At the beginning of this year I was feeling the least magickal that I have in quite some time. To be honest, the last two years have been full of rewarding adventures and some truly challenging experiences that have stretched my “keep-it-together” capacity.
On top of that, as I’ve been getting back into in-person teaching after a hiatus, I found myself struggling to find my flow again as a teacher. Including, finding myself struggling again with a resurgence in the dreaded imposter syndrome that so many of my fellow generation seem to experience. Not a pleasant place to be in especially considering that teaching in-person classes has traditionally been one of my absolute favorite things to do and is typically a time that I feel most comfortable and confident in myself.
It’s easy when we come to these places of spiritual malaise to seek out something to fix it now - whether that’s a new shiny crystal or the latest book on magick or thinking that if we scroll through pinterest or instagram for hours we may suddenly find it.
(I have, ahem, never done any of these things.)
(That last statement was entirely untrue.)
At some point I found myself returning to something which I know and love - making herbal remedies - to try and recenter. Now you might expect at this point of the story I will tell you that I spent a blissful afternoon making tea as sunlight danced across my apothecary table and a song blossomed in my heart. Alas, twas not the case. I did make tea - a brew inspired by the Moon in hopes of falling back in love with my magick. But I felt lackluster. I combined nine carefully chosen herbs, for that is the sacred number of the Moon, in my large silver bowl and stirred and sang over them. But it felt like I was going through the motions.
As I stirred, I couldn’t shake that feeling running up and down my spine that I wasn’t enough.. Or the creeping sensation that I had lost my magick, never to be found again.
But I still made that batch of tea. I brewed it and tasted it and decided that it was ok. Over the next few months, though, I somehow started to believe that it was one of the worst teas that I had made. I shoved it back in my herb cabinet, not wanting to waste the herbs, but not sure what to do with it quite yet.
A few more months passed and I had another class to teach. It happened on the heels of a rough few days of bittersweet revelation. I needed to bring tea to the class and did not have time to create a new blend. I saw the jar of lunar tea sitting on the shelf and grabbed it. As I was brewing it for the class a strange peace settled over me and I had the feeling that it might just be ok. That I was ok.
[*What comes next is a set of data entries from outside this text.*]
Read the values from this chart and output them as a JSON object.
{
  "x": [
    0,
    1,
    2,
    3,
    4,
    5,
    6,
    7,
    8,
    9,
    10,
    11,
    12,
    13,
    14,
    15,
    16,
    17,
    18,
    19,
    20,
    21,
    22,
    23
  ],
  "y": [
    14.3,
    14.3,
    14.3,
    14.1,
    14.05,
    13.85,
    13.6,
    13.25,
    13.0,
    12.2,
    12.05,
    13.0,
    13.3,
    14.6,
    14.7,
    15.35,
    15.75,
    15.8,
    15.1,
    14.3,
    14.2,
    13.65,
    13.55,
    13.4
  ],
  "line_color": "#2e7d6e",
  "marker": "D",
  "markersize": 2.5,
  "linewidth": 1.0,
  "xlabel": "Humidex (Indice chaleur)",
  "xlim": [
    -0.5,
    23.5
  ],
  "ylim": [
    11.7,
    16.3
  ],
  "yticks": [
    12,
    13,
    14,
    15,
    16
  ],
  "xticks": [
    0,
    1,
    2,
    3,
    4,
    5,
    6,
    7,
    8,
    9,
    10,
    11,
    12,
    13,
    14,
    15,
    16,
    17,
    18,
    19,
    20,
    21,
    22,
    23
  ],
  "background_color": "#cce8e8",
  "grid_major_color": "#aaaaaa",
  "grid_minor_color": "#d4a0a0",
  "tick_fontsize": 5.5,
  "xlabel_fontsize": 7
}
The class gathered, the tea was served, and I left a few hours later feeling more like myself than I had in a very long time. And folks loved the tea - I ran out of it before the class was even halfway over.
Walking home after class, carrying a heart full of healing vibes, and an empty tea canister, I was reminded that magick can be sudden but it’s most often slow. It requires us to trust in the long run. Magick asks us to trust in our future self even when we’re uncertain about who we currently are. And while magick doesn’t provide a predictable journey it’ll always provides a path.
My experience with that Moon-inspired tea pulled together a lot of personal lessons that I’ve been wrestling with the past few years. It also helped me to re-member (to put back together), as the Moon so often does, my joy of slow magick. A magick that takes time. A magick that refuses to speed up to fit the needs of culture or fade. A magick that shows up in uncertainty and charts a path towards resiliency. A magick that asks more questions than provide answers.
I found myself dreaming up and planning classes that I had been too hesitant to consider before. And reconnecting to the truth that what I teach has value (if for any other reason than it brings me joy). I’ve found myself wanting to write more openly about particularities of my spiritual path and what being a Witch and Priestx means to me. I started with a story on instagram about my spiritual geas (something which is both a prohibition and obligation, a restriction - or curse when particularly difficult - and gift) when working with crystals. Within it I mentioned a need for a slow magick movement within our magickal community. The conversations that sprung up around that post were amazing and this next year I’m going to spend time diving into the idea of slow magick with all of you (you can start to read some of my thoughts here). But for now, let’s make some tea…
Luna Love Spell Tea
A Moon-inspired tea of nine sacred herbs to help you fall back in love with your magick.
Combine all herbs and brew between 5 - 20 minutes.
- 4 parts Lemongass (Cymbopogon citratus)
- 1 part Damiana (Turnera diffusa)
- 1/2 part Honeysuckle (Lonicera japonica)
- 1/4 part Blue Lotus (Nelumbo nucifera)
- 1/4 part Lemon (Citrus x limon)
- 2 parts Passionflower (Passiflora incarnata)
- 1/2 part Lavender (Lavandula x intermedia)
- 1/4 part Jasmine (Jasminum spp.)
- 1/4 part Mugwort (Artemisa vulgaris)
May you fall in love with your magick again, wise ones and witch kin. I hope you'll join me on my journey this coming year through the world of slow magick. There'll be tea, new types of content (hiya, videos!), and a renewed commitment to a magick that is in pace with the values of love, fierce justice, and radical kindness that has drawn us altogether in the first place.